Шофер молча сопроводил его на второй этаж, отпер ключом дверь и исчез, впустив гостя внутрь. Тотчас явившийся хозяин обеими руками стиснул ладонь Бобохова, приговаривая «Вот и отлично. Храбрости вам не занимать. Впрочем, ничего страшного не предвидится».
Из холла прошли в ту же самую, что и в прошлый раз, высокую двустворчатую дверь, и вот теперь Бобохов изумился квартире гораздо больше первоначального. Прежняя барская гостиная, роскошь которой застила ему глаза, оказалась вдруг обыкновенной большой комнатой с современной обстановкой небедной московской квартиры. Только потолок лежал на высоте несколько более трех метров, ибо дом был построен при Сталине, а вождь указал делать пролетарское жилье таким, чтобы рабочий человек мог ходить в нем, расправив плечи и с гордо поднятой головой. Всю ширь комнаты против трех окон занимала секционная шкафная «стенка», набитая книгами. Среди них Бобохов сразу признал шестидесятитомную «Большую советскую энциклопедию» и бесконечную «Библиотеку всемирной литературы». В середине шкафов была ниша с двухместным кожаным диваном. Хозяин торопливо усадил гостя в кресло напротив этого дивана, на который присел сам рядом с маленьким стареньким человечком в очках с круглыми выпуклыми линзами, поглотившими нос и щеки. На Бобохова бесстрастно взирали два бесцветных рыбьих глаза.

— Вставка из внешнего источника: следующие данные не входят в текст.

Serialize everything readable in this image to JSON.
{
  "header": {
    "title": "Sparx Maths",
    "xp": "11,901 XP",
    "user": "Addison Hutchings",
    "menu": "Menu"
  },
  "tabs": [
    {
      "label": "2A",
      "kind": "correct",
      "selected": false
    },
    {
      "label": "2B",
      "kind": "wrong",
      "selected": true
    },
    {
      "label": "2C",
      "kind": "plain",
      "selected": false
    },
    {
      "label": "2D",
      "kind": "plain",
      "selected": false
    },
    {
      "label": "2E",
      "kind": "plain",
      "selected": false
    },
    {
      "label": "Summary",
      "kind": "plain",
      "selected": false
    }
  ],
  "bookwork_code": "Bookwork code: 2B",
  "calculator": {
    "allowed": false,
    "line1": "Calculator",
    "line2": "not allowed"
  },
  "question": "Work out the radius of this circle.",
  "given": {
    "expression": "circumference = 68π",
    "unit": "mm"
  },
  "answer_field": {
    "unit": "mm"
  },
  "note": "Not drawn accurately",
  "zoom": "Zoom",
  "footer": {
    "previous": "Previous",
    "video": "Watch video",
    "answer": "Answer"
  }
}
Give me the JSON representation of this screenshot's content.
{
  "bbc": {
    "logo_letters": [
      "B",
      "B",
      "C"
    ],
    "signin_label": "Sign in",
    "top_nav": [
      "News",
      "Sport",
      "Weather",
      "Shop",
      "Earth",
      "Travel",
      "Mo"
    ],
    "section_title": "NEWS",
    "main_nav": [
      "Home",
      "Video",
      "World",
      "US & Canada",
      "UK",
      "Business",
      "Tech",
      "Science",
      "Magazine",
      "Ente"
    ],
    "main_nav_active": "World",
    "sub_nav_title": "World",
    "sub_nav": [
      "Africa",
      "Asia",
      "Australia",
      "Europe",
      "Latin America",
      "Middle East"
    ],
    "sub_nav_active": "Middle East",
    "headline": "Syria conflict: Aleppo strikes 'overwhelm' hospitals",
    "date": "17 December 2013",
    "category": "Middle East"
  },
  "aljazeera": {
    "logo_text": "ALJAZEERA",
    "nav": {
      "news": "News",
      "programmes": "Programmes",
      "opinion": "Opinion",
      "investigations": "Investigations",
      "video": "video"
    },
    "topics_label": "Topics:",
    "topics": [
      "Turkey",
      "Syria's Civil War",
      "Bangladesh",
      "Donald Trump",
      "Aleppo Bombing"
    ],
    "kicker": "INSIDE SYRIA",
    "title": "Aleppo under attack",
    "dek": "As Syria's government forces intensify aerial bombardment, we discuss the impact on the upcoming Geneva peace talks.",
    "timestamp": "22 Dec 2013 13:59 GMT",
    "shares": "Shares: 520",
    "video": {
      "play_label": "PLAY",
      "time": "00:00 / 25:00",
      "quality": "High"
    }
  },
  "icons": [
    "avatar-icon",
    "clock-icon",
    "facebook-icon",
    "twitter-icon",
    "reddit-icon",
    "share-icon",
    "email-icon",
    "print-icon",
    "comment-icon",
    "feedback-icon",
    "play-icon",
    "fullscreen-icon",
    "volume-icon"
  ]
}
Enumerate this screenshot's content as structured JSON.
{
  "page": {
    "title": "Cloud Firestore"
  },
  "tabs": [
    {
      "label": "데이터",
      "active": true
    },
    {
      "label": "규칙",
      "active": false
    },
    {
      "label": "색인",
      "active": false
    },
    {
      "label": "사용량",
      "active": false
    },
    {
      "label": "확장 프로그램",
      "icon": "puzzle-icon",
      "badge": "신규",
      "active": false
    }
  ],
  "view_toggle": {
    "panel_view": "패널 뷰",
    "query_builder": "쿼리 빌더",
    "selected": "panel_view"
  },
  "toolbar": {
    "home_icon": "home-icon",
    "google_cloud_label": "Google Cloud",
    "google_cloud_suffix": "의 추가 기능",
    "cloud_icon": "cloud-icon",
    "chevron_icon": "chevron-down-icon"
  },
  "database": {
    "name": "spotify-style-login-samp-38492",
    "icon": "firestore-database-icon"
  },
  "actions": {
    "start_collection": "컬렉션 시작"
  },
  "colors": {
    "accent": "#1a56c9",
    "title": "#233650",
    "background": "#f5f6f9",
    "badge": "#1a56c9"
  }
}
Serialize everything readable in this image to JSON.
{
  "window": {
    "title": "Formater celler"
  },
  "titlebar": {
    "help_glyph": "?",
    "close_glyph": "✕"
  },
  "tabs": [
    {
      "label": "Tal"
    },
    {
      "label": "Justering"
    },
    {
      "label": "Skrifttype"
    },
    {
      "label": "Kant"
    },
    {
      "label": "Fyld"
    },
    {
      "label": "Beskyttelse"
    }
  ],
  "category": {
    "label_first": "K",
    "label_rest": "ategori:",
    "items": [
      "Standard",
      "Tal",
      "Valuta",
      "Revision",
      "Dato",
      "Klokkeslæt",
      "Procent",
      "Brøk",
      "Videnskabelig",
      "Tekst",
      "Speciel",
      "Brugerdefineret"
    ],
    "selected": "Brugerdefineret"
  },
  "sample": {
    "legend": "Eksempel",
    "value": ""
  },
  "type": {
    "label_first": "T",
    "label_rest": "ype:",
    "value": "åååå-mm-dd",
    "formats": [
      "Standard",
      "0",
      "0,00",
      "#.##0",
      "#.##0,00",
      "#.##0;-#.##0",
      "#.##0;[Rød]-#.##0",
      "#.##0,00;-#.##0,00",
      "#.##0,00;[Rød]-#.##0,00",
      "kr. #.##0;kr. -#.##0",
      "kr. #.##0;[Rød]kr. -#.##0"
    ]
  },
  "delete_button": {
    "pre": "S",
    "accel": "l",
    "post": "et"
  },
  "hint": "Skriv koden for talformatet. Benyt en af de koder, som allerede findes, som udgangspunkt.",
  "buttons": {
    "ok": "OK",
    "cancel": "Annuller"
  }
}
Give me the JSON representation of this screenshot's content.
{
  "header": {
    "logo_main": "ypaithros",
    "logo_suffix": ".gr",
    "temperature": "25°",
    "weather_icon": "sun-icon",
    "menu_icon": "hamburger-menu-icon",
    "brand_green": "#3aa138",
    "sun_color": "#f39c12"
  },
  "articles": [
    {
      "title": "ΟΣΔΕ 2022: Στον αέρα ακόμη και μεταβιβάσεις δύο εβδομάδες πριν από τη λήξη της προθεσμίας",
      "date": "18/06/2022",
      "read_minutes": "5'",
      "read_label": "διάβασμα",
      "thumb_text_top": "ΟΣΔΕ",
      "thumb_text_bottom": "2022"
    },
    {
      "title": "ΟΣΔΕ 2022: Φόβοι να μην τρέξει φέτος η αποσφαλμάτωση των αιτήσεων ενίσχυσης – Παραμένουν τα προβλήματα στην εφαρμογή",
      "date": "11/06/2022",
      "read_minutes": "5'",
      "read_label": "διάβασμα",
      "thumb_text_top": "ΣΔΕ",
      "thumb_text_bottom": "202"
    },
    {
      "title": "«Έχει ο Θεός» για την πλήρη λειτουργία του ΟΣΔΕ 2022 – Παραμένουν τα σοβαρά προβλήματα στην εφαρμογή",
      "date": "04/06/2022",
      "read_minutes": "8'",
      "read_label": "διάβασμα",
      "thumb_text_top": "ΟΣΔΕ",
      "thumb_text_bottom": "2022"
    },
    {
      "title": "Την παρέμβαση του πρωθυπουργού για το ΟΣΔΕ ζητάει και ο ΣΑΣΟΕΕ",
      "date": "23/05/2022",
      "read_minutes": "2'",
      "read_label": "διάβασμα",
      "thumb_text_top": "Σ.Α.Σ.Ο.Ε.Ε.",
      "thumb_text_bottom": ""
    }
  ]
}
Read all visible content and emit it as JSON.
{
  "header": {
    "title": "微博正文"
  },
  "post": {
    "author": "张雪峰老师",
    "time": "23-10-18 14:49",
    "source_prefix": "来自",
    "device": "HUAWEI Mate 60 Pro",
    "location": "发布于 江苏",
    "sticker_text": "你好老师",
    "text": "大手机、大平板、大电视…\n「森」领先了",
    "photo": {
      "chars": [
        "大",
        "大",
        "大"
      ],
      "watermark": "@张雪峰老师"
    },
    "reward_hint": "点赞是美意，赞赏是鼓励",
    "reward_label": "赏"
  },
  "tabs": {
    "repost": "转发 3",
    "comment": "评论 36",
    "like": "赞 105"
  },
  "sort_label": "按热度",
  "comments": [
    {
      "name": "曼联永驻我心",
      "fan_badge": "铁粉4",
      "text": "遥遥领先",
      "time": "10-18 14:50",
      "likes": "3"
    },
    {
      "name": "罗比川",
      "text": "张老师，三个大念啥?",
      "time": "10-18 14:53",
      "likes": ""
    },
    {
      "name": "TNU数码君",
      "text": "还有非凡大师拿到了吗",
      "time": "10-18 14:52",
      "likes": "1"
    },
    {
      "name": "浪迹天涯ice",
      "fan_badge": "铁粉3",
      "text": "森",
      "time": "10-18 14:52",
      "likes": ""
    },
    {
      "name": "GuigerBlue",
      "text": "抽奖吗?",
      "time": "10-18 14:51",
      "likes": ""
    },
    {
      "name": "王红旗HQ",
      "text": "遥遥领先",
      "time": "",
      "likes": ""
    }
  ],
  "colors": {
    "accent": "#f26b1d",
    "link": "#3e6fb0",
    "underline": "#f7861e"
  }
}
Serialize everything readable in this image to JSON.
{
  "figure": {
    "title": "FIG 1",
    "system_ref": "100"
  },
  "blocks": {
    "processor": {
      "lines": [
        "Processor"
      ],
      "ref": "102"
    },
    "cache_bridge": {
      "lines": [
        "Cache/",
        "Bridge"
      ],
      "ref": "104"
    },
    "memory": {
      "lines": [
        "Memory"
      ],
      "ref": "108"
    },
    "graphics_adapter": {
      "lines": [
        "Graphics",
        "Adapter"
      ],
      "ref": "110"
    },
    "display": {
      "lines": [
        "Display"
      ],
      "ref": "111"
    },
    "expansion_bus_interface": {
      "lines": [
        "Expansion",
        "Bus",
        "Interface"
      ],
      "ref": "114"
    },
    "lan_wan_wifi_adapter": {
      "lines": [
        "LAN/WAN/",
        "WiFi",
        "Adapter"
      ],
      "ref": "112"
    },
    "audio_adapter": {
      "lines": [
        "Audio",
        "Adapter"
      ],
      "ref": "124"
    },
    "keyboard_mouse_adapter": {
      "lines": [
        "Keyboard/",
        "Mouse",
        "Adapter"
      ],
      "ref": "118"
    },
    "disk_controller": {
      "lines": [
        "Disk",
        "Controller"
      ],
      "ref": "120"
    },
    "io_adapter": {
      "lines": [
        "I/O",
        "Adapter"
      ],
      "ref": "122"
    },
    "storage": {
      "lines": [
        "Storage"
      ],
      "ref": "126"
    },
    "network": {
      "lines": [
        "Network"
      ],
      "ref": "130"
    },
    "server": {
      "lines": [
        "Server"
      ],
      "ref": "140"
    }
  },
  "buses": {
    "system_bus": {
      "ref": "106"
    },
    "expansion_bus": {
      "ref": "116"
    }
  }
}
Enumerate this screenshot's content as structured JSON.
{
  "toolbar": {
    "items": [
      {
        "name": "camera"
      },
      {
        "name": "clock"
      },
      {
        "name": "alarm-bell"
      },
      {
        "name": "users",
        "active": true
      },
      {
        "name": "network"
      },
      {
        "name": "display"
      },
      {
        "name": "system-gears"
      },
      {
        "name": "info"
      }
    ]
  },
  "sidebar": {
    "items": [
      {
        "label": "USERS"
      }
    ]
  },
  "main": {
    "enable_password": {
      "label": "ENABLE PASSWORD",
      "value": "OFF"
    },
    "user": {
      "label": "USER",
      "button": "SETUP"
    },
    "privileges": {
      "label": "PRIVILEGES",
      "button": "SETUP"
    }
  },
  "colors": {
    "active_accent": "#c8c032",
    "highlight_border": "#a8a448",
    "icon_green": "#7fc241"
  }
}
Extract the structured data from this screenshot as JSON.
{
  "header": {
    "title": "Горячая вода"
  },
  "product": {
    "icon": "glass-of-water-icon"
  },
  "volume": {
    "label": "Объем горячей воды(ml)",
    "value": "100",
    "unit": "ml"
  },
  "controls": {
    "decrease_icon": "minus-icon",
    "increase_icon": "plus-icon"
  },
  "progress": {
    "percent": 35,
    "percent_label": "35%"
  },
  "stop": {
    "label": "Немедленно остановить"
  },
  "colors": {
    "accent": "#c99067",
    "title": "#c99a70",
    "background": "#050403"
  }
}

– Профессор Вениамин Ноевич, – представил Моргенрот своего соседа по дивану, – специалист в области транстерминальной психологии. А перед вами, уважаемый Вениамин Ноевич, Лев Николаевич Бобохов, начинающий беллетрист и серьезный знаток екатерининской эпохи, о котором я вам уже сказывал. Потому не будем терять времени.
Бобохов машинально оглянулся на циферблат высоких напольных часов, примеченных им в углу возле окна. Их стрелки показывали без двадцати минут полночь.
– Вы что? Действительно считаете возможным перемещение тел во времени, да еще живых, меня… и прямо сейчас? – усмехнулся Бобохов, глядя в пол. Хотелось осудить насмешников за розыгрыш не ко времени, остановило неподдельное добродушие улыбавшегося лица «индуса».
– Физическое перемещение тел – ни в коем случае, молодой человек, – по-профессорски назидательно пропел старичок и, сняв с лица очки, стал энергично тереть их стекла в носовом платке.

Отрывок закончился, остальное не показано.